题意:对于给定的n和p,求对于所有的0<=i<p,满足C(n,k)%p=i的k的个数。
注:p虽然要输入,但是题目标注了所以测试点的p是固定的。
首先需要用正确的姿势理解lucas定理,比如求C(n,r)%p,就是将n和r分别转换为p进制,然后依次算组合数乘起来。n是一个高精度数,求C(n,r)的过程中,n不断模p得到的数(即n的p进制表示)是固定的。
就是长这样:n0!/((n0-k0)!*k0!) * n1!/((n1-k1)!*k1!)。。。其中n0,n1...都是定值,k0,k1...都是枚举的值,最终的k是由这些k0,k1...决定。这样容易让人想到生成函数。由于是在模意义下做,每个数都在0到p-1之间。而分母是乘起来而不是加起来,我们可以将每个数取离散对数,将乘法变成加法,但是注意是不能对0取对数的,好在0我们可以特殊处理,即Lucas定理的乘起来的若干个组合数中如果有ki>ni则为0。
然后对分母FFT一下就可以了。注意答案是模29,基本操作是在模51061下做,两个模数不要搞混了,答案模的29比较小可以直接用double来FFT,卷积起来不会溢出的。。

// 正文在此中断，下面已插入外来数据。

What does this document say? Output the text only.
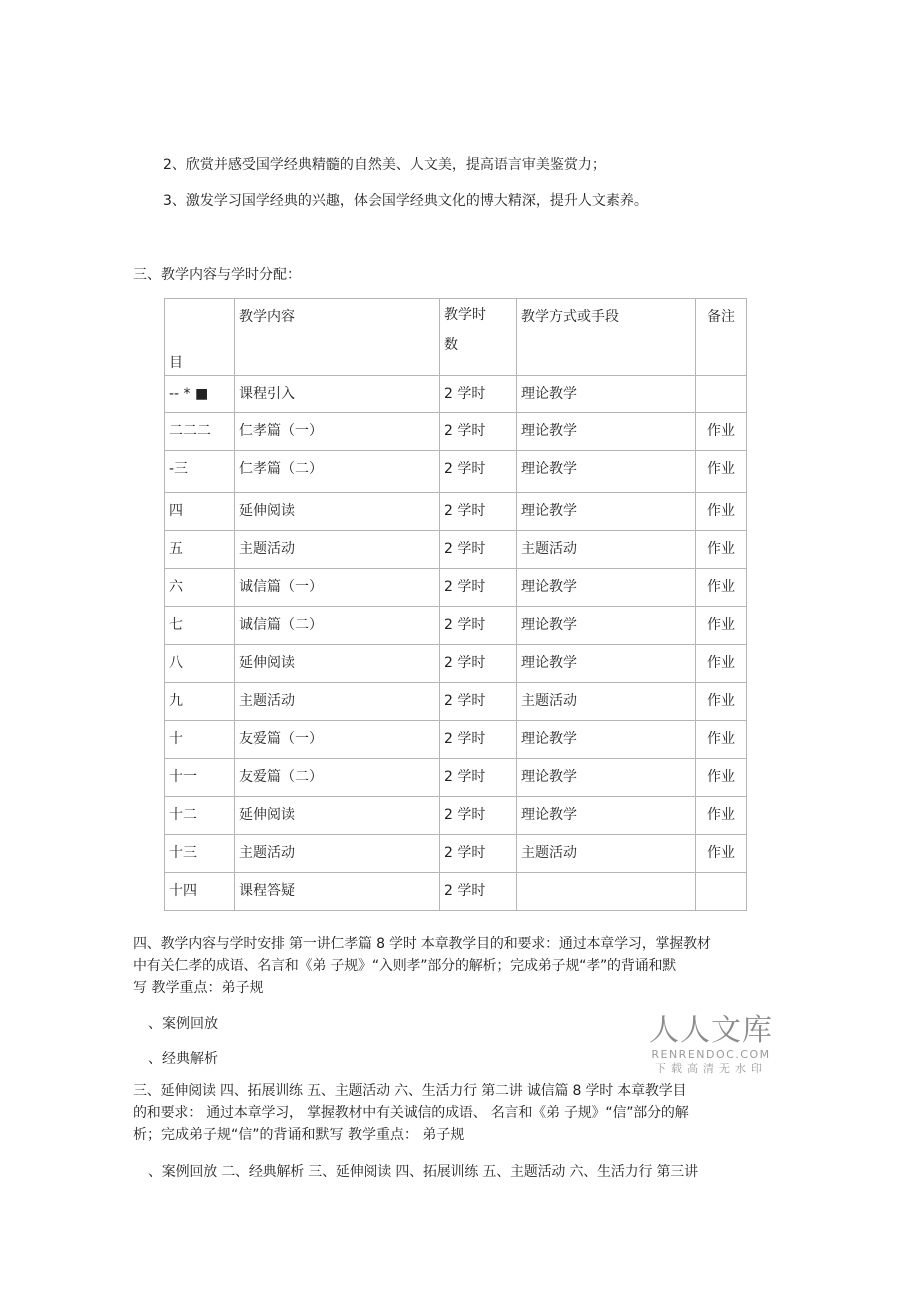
2、欣赏并感受国学经典精髓的自然美、人文美，提高语言审美鉴赏力；
3、激发学习国学经典的兴趣，体会国学经典文化的博大精深，提升人文素养。
三、教学内容与学时分配：
目	教学内容	教学时数	教学方式或手段	备注

-- * ■	课程引入	2 学时	理论教学	

二二二	仁孝篇（一）	2 学时	理论教学	作业

-三	仁孝篇（二）	2 学时	理论教学	作业

四	延伸阅读	2 学时	理论教学	作业

五	主题活动	2 学时	主题活动	作业

六	诚信篇（一）	2 学时	理论教学	作业

七	诚信篇（二）	2 学时	理论教学	作业

八	延伸阅读	2 学时	理论教学	作业

九	主题活动	2 学时	主题活动	作业

十	友爱篇（一）	2 学时	理论教学	作业

十一	友爱篇（二）	2 学时	理论教学	作业

十二	延伸阅读	2 学时	理论教学	作业

十三	主题活动	2 学时	主题活动	作业

十四	课程答疑	2 学时		

四、教学内容与学时安排 第一讲仁孝篇 8 学时 本章教学目的和要求：通过本章学习，掌握教材
中有关仁孝的成语、名言和《弟 子规》“入则孝”部分的解析；完成弟子规“孝”的背诵和默
写 教学重点：弟子规
、案例回放
、经典解析
三、延伸阅读 四、拓展训练 五、主题活动 六、生活力行 第二讲 诚信篇 8 学时 本章教学目
的和要求： 通过本章学习， 掌握教材中有关诚信的成语、 名言和《弟 子规》“信”部分的解
析；完成弟子规“信”的背诵和默写 教学重点： 弟子规
、案例回放 二、经典解析 三、延伸阅读 四、拓展训练 五、主题活动 六、生活力行 第三讲
人人文库
RENRENDOC.COM
下载高清无水印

(因为如果模998244353就太明显了)
#include<iostream>
#include<algorithm>
#include<cstdio>
#include<cstring>
#include<cmath>
#include<vector>
#define rep(i,a,b) for(int i=a;i<=b;++i)
#define erp(i,a,b) for(int i=a;i>=b;--i)
#define LL long long
#define DB double
using namespace std;
const DB PI = acos(-1);
const int mo = 51061; // primitive root of which is 7.
const int mn = 65540;
const int lim = 100000000ll;
struct bign
{
LL a[50];
int len;
bign() { memset(a, 0, sizeof a); len = 1; }
void operator /= (LL b)
{
erp(i, len, 2) a[i-1] += a[i]%b*lim, a[i] /= b;
for (a[1]/=b; len>1&&!a[len]; --len);
}
bign operator / (LL b)
{
bign t = *this; t /= b; return t;
}
LL operator % (LL b)
{
LL res = 0, tl = lim%b;
erp(i, len, 1) res = (res*tl%b + a[i]%b) % b;
return res;
}
bool zero() { return len==1&&!a[1]; }
void readstr(const char*s)
{
len = strlen(s);
for (int i = 0, j; j=(len-i-1)/8+1, i<len; ++i)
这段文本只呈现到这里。